There is a thriving business here for unusual marriage ceremonies in a chapel with low, skin -covered ice pews. A stained glass window in a stark white setting is a foil for a transparent ice altar set back in an arched alcove. When the chill becomes excessive, the marriage officer has been known to wear a fur musquash hat.

The dragon bed in the Ice Hotel's Chinese suite
Along frosty passageways with subdued lighting, doors lead into bedrooms where everything including the beds are ice – some elaborately ornate. My favourite when I visited was the Chinese suite where a double bed rested in the icy coils of a dragon. A creature of fire, the dragon's head reared above plumped pillows with its fire-blowing mouth belching forth icy flames into a hole in the ceiling.
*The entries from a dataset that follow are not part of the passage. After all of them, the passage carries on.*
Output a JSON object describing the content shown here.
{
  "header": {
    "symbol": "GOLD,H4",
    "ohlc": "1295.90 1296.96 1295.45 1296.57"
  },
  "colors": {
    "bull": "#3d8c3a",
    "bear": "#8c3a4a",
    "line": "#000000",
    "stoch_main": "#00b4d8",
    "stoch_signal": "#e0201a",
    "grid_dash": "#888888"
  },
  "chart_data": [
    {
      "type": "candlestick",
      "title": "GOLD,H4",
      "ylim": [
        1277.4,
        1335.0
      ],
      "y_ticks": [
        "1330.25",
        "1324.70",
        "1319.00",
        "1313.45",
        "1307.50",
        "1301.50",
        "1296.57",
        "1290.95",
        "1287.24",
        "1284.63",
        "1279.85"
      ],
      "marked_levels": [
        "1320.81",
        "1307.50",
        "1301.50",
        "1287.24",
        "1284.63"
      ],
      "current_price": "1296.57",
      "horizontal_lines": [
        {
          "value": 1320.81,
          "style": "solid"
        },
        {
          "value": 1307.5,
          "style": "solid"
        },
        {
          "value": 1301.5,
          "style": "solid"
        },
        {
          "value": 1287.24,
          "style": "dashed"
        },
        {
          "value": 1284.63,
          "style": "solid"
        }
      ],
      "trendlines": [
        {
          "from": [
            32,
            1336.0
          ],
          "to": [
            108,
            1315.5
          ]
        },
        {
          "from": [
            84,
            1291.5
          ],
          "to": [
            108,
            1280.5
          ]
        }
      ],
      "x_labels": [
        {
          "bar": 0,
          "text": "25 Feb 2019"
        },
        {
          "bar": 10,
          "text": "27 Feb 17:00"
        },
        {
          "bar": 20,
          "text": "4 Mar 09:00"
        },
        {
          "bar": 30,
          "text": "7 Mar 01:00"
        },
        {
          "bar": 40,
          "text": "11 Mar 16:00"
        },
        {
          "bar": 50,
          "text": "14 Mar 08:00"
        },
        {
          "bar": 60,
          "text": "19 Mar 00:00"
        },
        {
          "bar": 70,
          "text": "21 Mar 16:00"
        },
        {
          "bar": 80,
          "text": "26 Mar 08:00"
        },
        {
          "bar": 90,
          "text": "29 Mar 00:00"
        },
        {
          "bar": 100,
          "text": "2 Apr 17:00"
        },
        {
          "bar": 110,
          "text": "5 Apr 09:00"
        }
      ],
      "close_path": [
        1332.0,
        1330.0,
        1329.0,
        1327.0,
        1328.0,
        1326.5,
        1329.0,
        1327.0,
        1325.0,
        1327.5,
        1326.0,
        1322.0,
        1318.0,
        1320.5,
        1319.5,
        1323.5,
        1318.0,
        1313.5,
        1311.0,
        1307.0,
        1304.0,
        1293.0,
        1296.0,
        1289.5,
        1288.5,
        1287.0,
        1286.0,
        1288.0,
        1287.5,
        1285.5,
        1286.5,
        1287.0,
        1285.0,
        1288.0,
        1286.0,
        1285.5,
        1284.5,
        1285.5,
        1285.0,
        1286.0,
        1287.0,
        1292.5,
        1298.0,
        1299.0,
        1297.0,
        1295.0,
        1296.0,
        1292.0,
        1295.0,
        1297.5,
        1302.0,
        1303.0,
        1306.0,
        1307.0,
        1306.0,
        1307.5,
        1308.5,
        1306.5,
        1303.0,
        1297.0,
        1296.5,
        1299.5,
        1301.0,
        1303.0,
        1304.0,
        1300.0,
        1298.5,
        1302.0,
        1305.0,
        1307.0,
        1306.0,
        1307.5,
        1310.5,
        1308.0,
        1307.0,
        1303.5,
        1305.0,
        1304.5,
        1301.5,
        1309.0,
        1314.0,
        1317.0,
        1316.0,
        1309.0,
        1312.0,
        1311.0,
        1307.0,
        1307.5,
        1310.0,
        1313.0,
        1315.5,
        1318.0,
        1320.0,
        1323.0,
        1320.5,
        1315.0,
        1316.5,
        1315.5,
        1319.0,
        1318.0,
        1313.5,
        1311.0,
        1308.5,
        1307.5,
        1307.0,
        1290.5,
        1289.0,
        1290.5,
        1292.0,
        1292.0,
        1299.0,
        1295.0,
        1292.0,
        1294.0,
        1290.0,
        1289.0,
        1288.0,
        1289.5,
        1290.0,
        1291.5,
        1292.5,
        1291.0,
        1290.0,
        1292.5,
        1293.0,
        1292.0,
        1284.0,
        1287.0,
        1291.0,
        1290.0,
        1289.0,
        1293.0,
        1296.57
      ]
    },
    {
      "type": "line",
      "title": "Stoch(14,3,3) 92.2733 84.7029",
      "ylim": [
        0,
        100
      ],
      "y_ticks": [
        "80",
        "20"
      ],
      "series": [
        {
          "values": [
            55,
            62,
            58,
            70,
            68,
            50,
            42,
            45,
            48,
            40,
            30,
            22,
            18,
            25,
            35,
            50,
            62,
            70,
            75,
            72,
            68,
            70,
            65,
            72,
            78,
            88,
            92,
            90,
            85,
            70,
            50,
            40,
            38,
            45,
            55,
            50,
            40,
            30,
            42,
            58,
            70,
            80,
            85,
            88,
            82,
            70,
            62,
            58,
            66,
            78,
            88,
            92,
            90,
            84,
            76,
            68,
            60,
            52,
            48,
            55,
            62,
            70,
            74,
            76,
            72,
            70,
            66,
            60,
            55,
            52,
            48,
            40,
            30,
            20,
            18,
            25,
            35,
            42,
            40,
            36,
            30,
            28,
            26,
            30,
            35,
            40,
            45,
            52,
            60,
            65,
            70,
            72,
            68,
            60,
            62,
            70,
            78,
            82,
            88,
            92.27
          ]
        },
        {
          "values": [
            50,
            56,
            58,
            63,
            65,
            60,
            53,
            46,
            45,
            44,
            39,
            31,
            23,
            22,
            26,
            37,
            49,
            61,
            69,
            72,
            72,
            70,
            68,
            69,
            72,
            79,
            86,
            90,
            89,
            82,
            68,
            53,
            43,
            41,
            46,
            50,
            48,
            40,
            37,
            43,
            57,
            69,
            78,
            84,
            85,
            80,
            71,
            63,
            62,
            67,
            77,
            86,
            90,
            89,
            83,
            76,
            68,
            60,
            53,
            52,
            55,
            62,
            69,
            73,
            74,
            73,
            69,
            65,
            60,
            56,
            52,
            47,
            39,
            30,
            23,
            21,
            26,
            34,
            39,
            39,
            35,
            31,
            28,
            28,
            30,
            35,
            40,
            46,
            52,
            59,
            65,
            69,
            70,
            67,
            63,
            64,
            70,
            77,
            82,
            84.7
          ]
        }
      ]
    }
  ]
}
Prior to a night in this wintry B&B, a romantic soak in the hot tub under a starry Quebec sky (or maybe a gentle snowfall) does act as a warm-up. From there guests are advised to strip down to the barest minimum, envelop themselves in a giant shawl and wriggle into a sub-arctic sleeping bag. Trussed like mummies in the tombs of ancient Egypt, hardy visitors then settle for the night on beds of ice, covered with animal skins.

With such an elaborate getting-ready-for-bed ritual it would be foolhardy to drink anything for at least a couple of hours before retiring (and this may be difficult if you have spent the evening at the bar). Exiting your cosy cocoon, then having to dress completely for a visit to the 'facilities' (not ice), is certain to intrude rudely upon your sleep.

Those less adventurous will be pleased to hear that a room at the nearby Four Points by Sheraton is part of the Ice Hotel deal. Guests have the option of enduring the 4 am chill to reach a conventional bed in the Sheraton.